Un film qu’il faut regarder avec une mise en garde, car on est très très loin du cinéma commercial et encore plus du ciné hindi. Le glamour n’existe pas ici, mais une forme de poésie si.

Bravo pour ton papier Didi.

pbx67 le 28/07/2009 à 22:23

Je suis effrayé par ta référence à Salò. A t’on l’équivalent du Girone della merda (cercle de la merde), où les victimes mangent les excréments du Duc ? Beurck ! ;)

Laurent le 28/07/2009 à 23:24

Non, la coprophagie c’est dans l’autre film trash du sud, Kala Pani ! ;-)

pbx67 le 29/07/2009 à 16:06

Loin de moi l’idée de mettre en doute les qualités gustatives intrinsèques et la haute valeur nutritionnelle d’un cuissot d’humain bien boucané ou d’un boudin de caca. Mais pour moi, ce soir, ce sera : filet de lieu jaune à la vapeur d’agastache, salade de feuille de chêne et carottes râpées au jus de citron de Sicile. :)

[/HS] et place aux commentaires des valeureux cinéphages de Fanta….

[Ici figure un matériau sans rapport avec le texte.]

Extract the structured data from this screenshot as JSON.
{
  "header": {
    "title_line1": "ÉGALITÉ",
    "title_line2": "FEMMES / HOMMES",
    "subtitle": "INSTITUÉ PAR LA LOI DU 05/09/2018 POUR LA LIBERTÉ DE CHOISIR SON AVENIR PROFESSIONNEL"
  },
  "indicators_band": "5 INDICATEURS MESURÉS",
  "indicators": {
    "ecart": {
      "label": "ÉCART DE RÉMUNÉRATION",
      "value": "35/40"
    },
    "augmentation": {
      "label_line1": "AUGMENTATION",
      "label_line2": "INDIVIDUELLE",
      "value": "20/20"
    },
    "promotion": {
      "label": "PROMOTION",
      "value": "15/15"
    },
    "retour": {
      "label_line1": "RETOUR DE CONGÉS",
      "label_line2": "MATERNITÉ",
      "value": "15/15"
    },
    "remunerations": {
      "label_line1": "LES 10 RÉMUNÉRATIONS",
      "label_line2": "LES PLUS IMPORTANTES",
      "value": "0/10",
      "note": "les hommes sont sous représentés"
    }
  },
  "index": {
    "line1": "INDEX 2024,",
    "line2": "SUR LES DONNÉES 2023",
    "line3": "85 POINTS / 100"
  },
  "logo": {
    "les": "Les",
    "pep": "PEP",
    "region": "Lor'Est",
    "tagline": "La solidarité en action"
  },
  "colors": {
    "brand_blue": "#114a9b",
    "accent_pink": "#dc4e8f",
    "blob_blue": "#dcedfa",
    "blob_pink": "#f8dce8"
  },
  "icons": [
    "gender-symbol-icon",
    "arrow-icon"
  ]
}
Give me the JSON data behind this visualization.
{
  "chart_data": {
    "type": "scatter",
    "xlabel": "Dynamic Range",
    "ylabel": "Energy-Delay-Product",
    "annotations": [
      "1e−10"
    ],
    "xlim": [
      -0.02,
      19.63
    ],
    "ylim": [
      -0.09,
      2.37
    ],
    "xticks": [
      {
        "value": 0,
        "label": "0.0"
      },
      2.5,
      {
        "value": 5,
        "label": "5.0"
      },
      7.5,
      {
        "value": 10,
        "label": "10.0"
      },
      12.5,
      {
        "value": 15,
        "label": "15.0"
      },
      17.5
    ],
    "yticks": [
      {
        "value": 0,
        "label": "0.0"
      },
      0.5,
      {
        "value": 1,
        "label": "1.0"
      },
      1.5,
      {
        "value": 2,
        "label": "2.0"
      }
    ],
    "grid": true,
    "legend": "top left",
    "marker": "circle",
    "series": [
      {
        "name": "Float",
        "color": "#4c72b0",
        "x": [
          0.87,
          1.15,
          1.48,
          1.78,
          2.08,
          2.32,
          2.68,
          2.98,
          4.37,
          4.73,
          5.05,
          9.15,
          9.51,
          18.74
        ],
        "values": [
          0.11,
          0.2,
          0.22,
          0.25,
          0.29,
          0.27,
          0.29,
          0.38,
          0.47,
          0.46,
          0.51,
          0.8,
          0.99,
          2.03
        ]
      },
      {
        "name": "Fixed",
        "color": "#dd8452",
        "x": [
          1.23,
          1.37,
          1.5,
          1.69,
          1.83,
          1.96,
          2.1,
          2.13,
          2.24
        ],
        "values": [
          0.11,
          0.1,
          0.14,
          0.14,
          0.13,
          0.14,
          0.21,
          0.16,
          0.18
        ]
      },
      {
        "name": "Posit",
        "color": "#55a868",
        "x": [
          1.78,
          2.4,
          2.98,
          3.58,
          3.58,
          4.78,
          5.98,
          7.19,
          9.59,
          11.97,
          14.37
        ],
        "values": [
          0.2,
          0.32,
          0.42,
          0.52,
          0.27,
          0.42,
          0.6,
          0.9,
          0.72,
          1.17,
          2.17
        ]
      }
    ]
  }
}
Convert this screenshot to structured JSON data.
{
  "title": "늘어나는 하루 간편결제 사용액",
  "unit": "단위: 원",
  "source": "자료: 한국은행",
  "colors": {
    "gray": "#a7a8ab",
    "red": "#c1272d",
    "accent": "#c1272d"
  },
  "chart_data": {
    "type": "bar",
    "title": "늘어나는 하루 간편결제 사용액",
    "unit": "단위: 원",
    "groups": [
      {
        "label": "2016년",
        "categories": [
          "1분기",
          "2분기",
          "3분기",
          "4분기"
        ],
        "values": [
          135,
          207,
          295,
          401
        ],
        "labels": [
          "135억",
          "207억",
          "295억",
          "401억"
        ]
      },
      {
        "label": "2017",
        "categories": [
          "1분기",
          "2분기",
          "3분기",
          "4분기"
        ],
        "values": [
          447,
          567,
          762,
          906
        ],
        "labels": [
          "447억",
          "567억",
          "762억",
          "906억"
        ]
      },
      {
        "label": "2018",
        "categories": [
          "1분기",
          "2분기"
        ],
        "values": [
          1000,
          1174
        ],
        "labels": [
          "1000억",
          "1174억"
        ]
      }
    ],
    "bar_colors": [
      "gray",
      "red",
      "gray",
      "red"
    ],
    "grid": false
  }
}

Laurent le 27/07/2009 à 00:15

Un film très bon et très dérangeant, avec cette bande de mendiants infirmes qui rappelle un peu, par son côté hyperréaliste et en même temps sympathique, le Freaks de Tod Browning. Mon film préféré en tout cas d’un cinéaste qui aime les sujets difficiles, et l’un des films majeurs de Kollywood.